Even if the UAW agreed to more cuts, the savings to the Detroit Three might be surprisingly small.

Only a few years ago, GM's UAW payroll was well over 100,000. Today it's barely 55,000. As a result, even an across-the-board 20% pay cut "would result in a savings of only $1.1 billion per year," said Michigan State University professor Richard Block, a specialist in labor relations. "That's enough to keep them going for what, two weeks?"

Plans to ensure long-term viability

Last month, saying Detroit's Big Three had failed to make their case, House Speaker Nancy Pelosi (D-San Francisco) and Senate Majority Leader Harry Reid (D-Nev.) told the companies they would have to explain their plans for using federal money to ensure long-term viability.

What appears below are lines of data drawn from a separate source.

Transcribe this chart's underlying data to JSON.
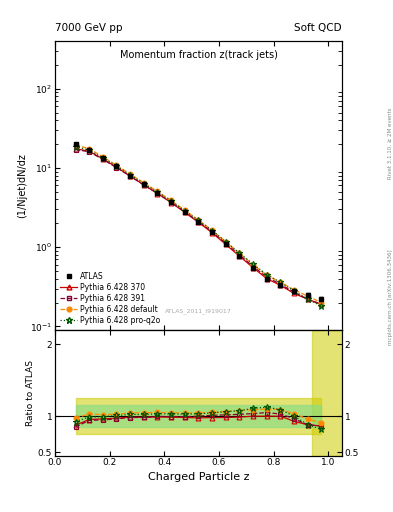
{
  "title": "Momentum fraction z(track jets)",
  "header_left": "7000 GeV pp",
  "header_right": "Soft QCD",
  "ylabel_main": "(1/Njet)dN/dz",
  "ylabel_ratio": "Ratio to ATLAS",
  "xlabel": "Charged Particle z",
  "right_label1": "Rivet 3.1.10, ≥ 2M events",
  "right_label2": "mcplots.cern.ch [arXiv:1306.3436]",
  "watermark": "ATLAS_2011_I919017",
  "legend_entries": [
    "ATLAS",
    "Pythia 6.428 370",
    "Pythia 6.428 391",
    "Pythia 6.428 default",
    "Pythia 6.428 pro-q2o"
  ],
  "z_values": [
    0.075,
    0.125,
    0.175,
    0.225,
    0.275,
    0.325,
    0.375,
    0.425,
    0.475,
    0.525,
    0.575,
    0.625,
    0.675,
    0.725,
    0.775,
    0.825,
    0.875,
    0.925,
    0.975
  ],
  "atlas_y": [
    20.0,
    17.0,
    13.5,
    10.5,
    8.0,
    6.2,
    4.8,
    3.7,
    2.8,
    2.1,
    1.55,
    1.1,
    0.78,
    0.55,
    0.4,
    0.33,
    0.28,
    0.25,
    0.22
  ],
  "atlas_err": [
    0.5,
    0.4,
    0.3,
    0.25,
    0.2,
    0.15,
    0.12,
    0.09,
    0.07,
    0.055,
    0.04,
    0.03,
    0.025,
    0.018,
    0.014,
    0.012,
    0.012,
    0.012,
    0.012
  ],
  "py370_y": [
    17.5,
    16.2,
    13.0,
    10.2,
    7.9,
    6.1,
    4.75,
    3.65,
    2.75,
    2.05,
    1.52,
    1.08,
    0.77,
    0.55,
    0.4,
    0.33,
    0.26,
    0.22,
    0.19
  ],
  "py391_y": [
    17.0,
    16.0,
    12.8,
    10.1,
    7.85,
    6.1,
    4.78,
    3.68,
    2.78,
    2.1,
    1.57,
    1.12,
    0.8,
    0.57,
    0.42,
    0.34,
    0.27,
    0.22,
    0.19
  ],
  "pydef_y": [
    19.5,
    17.5,
    13.8,
    10.8,
    8.35,
    6.5,
    5.05,
    3.88,
    2.92,
    2.2,
    1.63,
    1.17,
    0.84,
    0.6,
    0.44,
    0.36,
    0.29,
    0.24,
    0.2
  ],
  "pyq2o_y": [
    18.5,
    16.8,
    13.4,
    10.6,
    8.2,
    6.35,
    4.95,
    3.82,
    2.88,
    2.17,
    1.62,
    1.17,
    0.84,
    0.61,
    0.45,
    0.36,
    0.28,
    0.22,
    0.18
  ],
  "band_yellow_lo": 0.75,
  "band_yellow_hi": 1.25,
  "band_green_lo": 0.85,
  "band_green_hi": 1.15,
  "band_yellow_color": "#cccc00",
  "band_green_color": "#88dd88",
  "atlas_color": "#000000",
  "py370_color": "#cc0000",
  "py391_color": "#880033",
  "pydef_color": "#ff8800",
  "pyq2o_color": "#005500",
  "ylim_main": [
    0.09,
    400
  ],
  "ylim_ratio": [
    0.45,
    2.2
  ],
  "xlim": [
    0.0,
    1.05
  ],
  "ratio_yticks": [
    0.5,
    1.0,
    2.0
  ],
  "ratio_yticklabels": [
    "0.5",
    "1",
    "2"
  ]
}
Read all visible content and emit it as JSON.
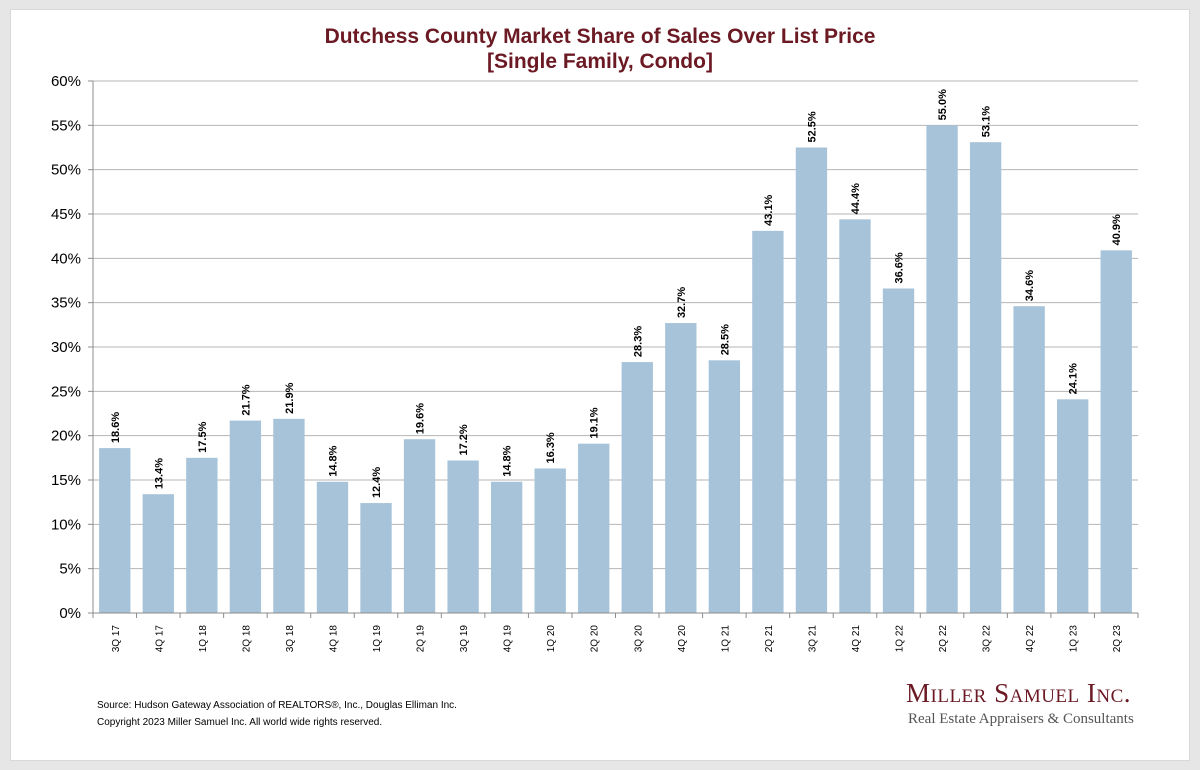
{
  "chart_data": {
    "type": "bar",
    "title": "Dutchess County Market Share of Sales Over List Price",
    "subtitle": "[Single Family, Condo]",
    "categories": [
      "3Q 17",
      "4Q 17",
      "1Q 18",
      "2Q 18",
      "3Q 18",
      "4Q 18",
      "1Q 19",
      "2Q 19",
      "3Q 19",
      "4Q 19",
      "1Q 20",
      "2Q 20",
      "3Q 20",
      "4Q 20",
      "1Q 21",
      "2Q 21",
      "3Q 21",
      "4Q 21",
      "1Q 22",
      "2Q 22",
      "3Q 22",
      "4Q 22",
      "1Q 23",
      "2Q 23"
    ],
    "values": [
      18.6,
      13.4,
      17.5,
      21.7,
      21.9,
      14.8,
      12.4,
      19.6,
      17.2,
      14.8,
      16.3,
      19.1,
      28.3,
      32.7,
      28.5,
      43.1,
      52.5,
      44.4,
      36.6,
      55.0,
      53.1,
      34.6,
      24.1,
      40.9
    ],
    "value_labels": [
      "18.6%",
      "13.4%",
      "17.5%",
      "21.7%",
      "21.9%",
      "14.8%",
      "12.4%",
      "19.6%",
      "17.2%",
      "14.8%",
      "16.3%",
      "19.1%",
      "28.3%",
      "32.7%",
      "28.5%",
      "43.1%",
      "52.5%",
      "44.4%",
      "36.6%",
      "55.0%",
      "53.1%",
      "34.6%",
      "24.1%",
      "40.9%"
    ],
    "ylim": [
      0,
      60
    ],
    "yticks": [
      0,
      5,
      10,
      15,
      20,
      25,
      30,
      35,
      40,
      45,
      50,
      55,
      60
    ],
    "ytick_labels": [
      "0%",
      "5%",
      "10%",
      "15%",
      "20%",
      "25%",
      "30%",
      "35%",
      "40%",
      "45%",
      "50%",
      "55%",
      "60%"
    ],
    "xlabel": "",
    "ylabel": "",
    "grid": true,
    "colors": {
      "bar": "#a7c3d9",
      "title": "#6b1a24",
      "grid": "#b5b5b5",
      "axis": "#8c8c8c"
    }
  },
  "footer": {
    "source": "Source: Hudson Gateway Association of REALTORS®, Inc., Douglas Elliman Inc.",
    "copyright": "Copyright 2023 Miller Samuel Inc.  All world wide rights reserved."
  },
  "logo": {
    "name": "Miller Samuel Inc.",
    "tagline": "Real Estate Appraisers & Consultants"
  }
}
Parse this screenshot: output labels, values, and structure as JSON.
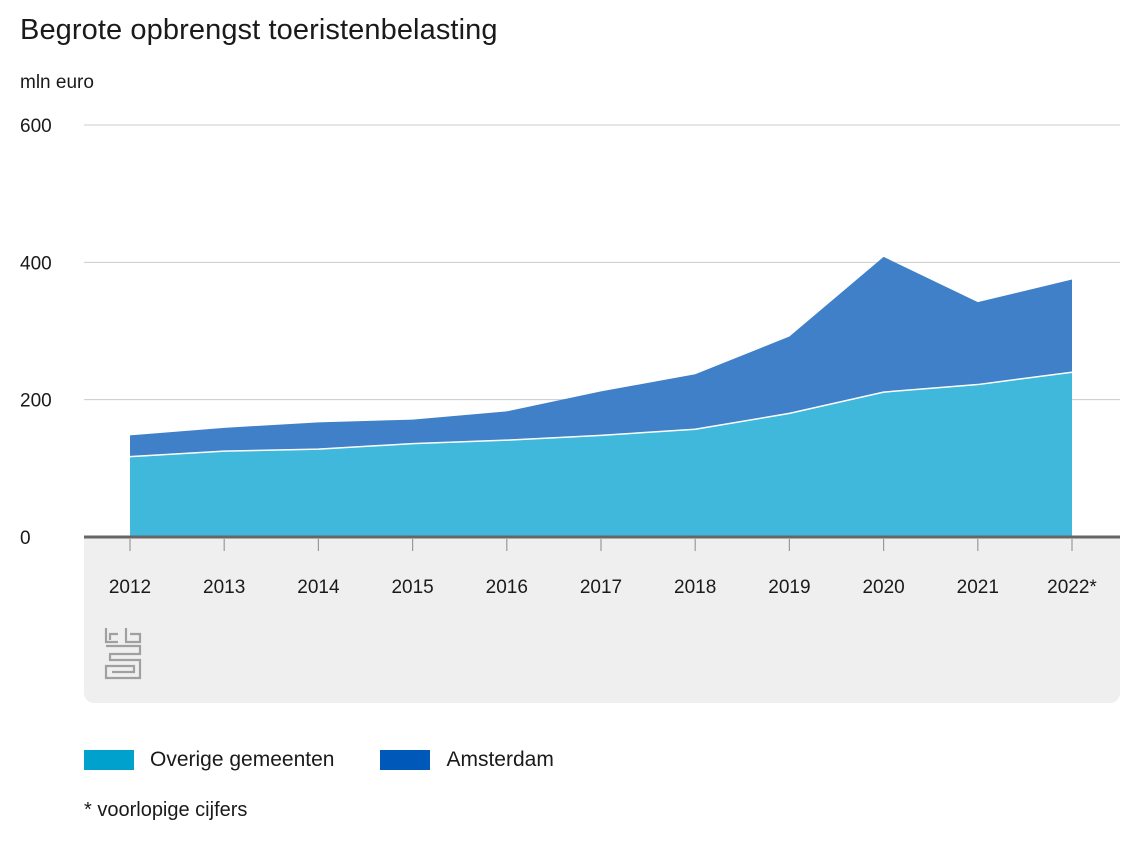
{
  "chart_data": {
    "type": "area",
    "stacked": true,
    "title": "Begrote opbrengst toeristenbelasting",
    "ylabel": "mln euro",
    "xlabel": "",
    "categories": [
      "2012",
      "2013",
      "2014",
      "2015",
      "2016",
      "2017",
      "2018",
      "2019",
      "2020",
      "2021",
      "2022*"
    ],
    "ylim": [
      0,
      600
    ],
    "yticks": [
      "0",
      "200",
      "400",
      "600"
    ],
    "grid": true,
    "legend_position": "bottom-left",
    "series": [
      {
        "name": "Overige gemeenten",
        "color": "#3fb8dc",
        "swatch_color": "#00a1cd",
        "values": [
          117,
          125,
          128,
          136,
          141,
          148,
          157,
          180,
          211,
          222,
          240
        ]
      },
      {
        "name": "Amsterdam",
        "color": "#3f80c8",
        "swatch_color": "#0058b8",
        "values": [
          31,
          34,
          39,
          35,
          42,
          64,
          80,
          112,
          197,
          120,
          135
        ]
      }
    ],
    "footnote": "* voorlopige cijfers"
  }
}
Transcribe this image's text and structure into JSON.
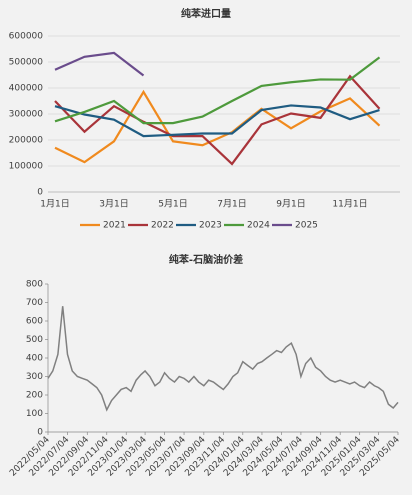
{
  "chart_data": [
    {
      "type": "line",
      "title": "纯苯进口量",
      "categories": [
        "1月1日",
        null,
        "3月1日",
        null,
        "5月1日",
        null,
        "7月1日",
        null,
        "9月1日",
        null,
        "11月1日",
        null
      ],
      "series": [
        {
          "name": "2021",
          "color": "#f08a1e",
          "values": [
            170000,
            115000,
            195000,
            385000,
            195000,
            180000,
            230000,
            320000,
            245000,
            310000,
            360000,
            255000
          ]
        },
        {
          "name": "2022",
          "color": "#a9343a",
          "values": [
            350000,
            232000,
            330000,
            270000,
            215000,
            215000,
            108000,
            260000,
            302000,
            285000,
            445000,
            320000
          ]
        },
        {
          "name": "2023",
          "color": "#1f5c82",
          "values": [
            330000,
            298000,
            278000,
            215000,
            220000,
            225000,
            225000,
            315000,
            333000,
            325000,
            280000,
            315000
          ]
        },
        {
          "name": "2024",
          "color": "#4e9a3c",
          "values": [
            272000,
            308000,
            350000,
            265000,
            265000,
            290000,
            350000,
            408000,
            422000,
            433000,
            432000,
            518000
          ]
        },
        {
          "name": "2025",
          "color": "#6a4c8c",
          "values": [
            470000,
            520000,
            535000,
            448000,
            null,
            null,
            null,
            null,
            null,
            null,
            null,
            null
          ]
        }
      ],
      "ylim": [
        0,
        600000
      ],
      "yticks": [
        0,
        100000,
        200000,
        300000,
        400000,
        500000,
        600000
      ],
      "grid": true,
      "legend": "bottom"
    },
    {
      "type": "timeseries",
      "title": "纯苯-石脑油价差",
      "color": "#808080",
      "x": [
        "2022/05/04",
        "2022/05/19",
        "2022/06/04",
        "2022/06/19",
        "2022/07/04",
        "2022/07/19",
        "2022/08/04",
        "2022/08/19",
        "2022/09/04",
        "2022/09/19",
        "2022/10/04",
        "2022/10/19",
        "2022/11/04",
        "2022/11/19",
        "2022/12/04",
        "2022/12/19",
        "2023/01/04",
        "2023/01/19",
        "2023/02/04",
        "2023/02/19",
        "2023/03/04",
        "2023/03/19",
        "2023/04/04",
        "2023/04/19",
        "2023/05/04",
        "2023/05/19",
        "2023/06/04",
        "2023/06/19",
        "2023/07/04",
        "2023/07/19",
        "2023/08/04",
        "2023/08/19",
        "2023/09/04",
        "2023/09/19",
        "2023/10/04",
        "2023/10/19",
        "2023/11/04",
        "2023/11/19",
        "2023/12/04",
        "2023/12/19",
        "2024/01/04",
        "2024/01/19",
        "2024/02/04",
        "2024/02/19",
        "2024/03/04",
        "2024/03/19",
        "2024/04/04",
        "2024/04/19",
        "2024/05/04",
        "2024/05/19",
        "2024/06/04",
        "2024/06/19",
        "2024/07/04",
        "2024/07/19",
        "2024/08/04",
        "2024/08/19",
        "2024/09/04",
        "2024/09/19",
        "2024/10/04",
        "2024/10/19",
        "2024/11/04",
        "2024/11/19",
        "2024/12/04",
        "2024/12/19",
        "2025/01/04",
        "2025/01/19",
        "2025/02/04",
        "2025/02/19",
        "2025/03/04",
        "2025/03/19",
        "2025/04/04",
        "2025/04/19",
        "2025/05/04"
      ],
      "values": [
        290,
        330,
        420,
        680,
        420,
        330,
        300,
        290,
        280,
        260,
        240,
        200,
        120,
        170,
        200,
        230,
        240,
        220,
        280,
        310,
        330,
        300,
        250,
        270,
        320,
        290,
        270,
        300,
        290,
        270,
        300,
        270,
        250,
        280,
        270,
        250,
        230,
        260,
        300,
        320,
        380,
        360,
        340,
        370,
        380,
        400,
        420,
        440,
        430,
        460,
        480,
        420,
        300,
        370,
        400,
        350,
        330,
        300,
        280,
        270,
        280,
        270,
        260,
        270,
        250,
        240,
        270,
        250,
        240,
        220,
        150,
        130,
        160
      ],
      "xlim": [
        "2022/05/04",
        "2025/05/04"
      ],
      "xticks": [
        "2022/05/04",
        "2022/07/04",
        "2022/09/04",
        "2022/11/04",
        "2023/01/04",
        "2023/03/04",
        "2023/05/04",
        "2023/07/04",
        "2023/09/04",
        "2023/11/04",
        "2024/01/04",
        "2024/03/04",
        "2024/05/04",
        "2024/07/04",
        "2024/09/04",
        "2024/11/04",
        "2025/01/04",
        "2025/03/04",
        "2025/05/04"
      ],
      "ylim": [
        0,
        800
      ],
      "yticks": [
        0,
        100,
        200,
        300,
        400,
        500,
        600,
        700,
        800
      ],
      "grid": false
    }
  ]
}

"Members of Congress definitely proved their point last time that the money wasn't going to come easy," said Clint Currie, a Washington-based transportation analyst at Stanford Group Co. "We'll see if they've paid their pound of flesh."

GM and Chrysler have both expressed concern that they could run out of cash by early next year, whereas Ford has insisted that it does not necessarily need government aid and would take it only if there weren't too many strings attached.

Ford's sales are off by nearly as much as GM's this year, but its cash position is stronger thanks to $23 billion the company borrowed in late 2006, and the fact that Ford still has an untapped credit line worth more than $10 billion.

GM, on the other hand, has been unable to borrow cash and exhausted its last line of credit this summer.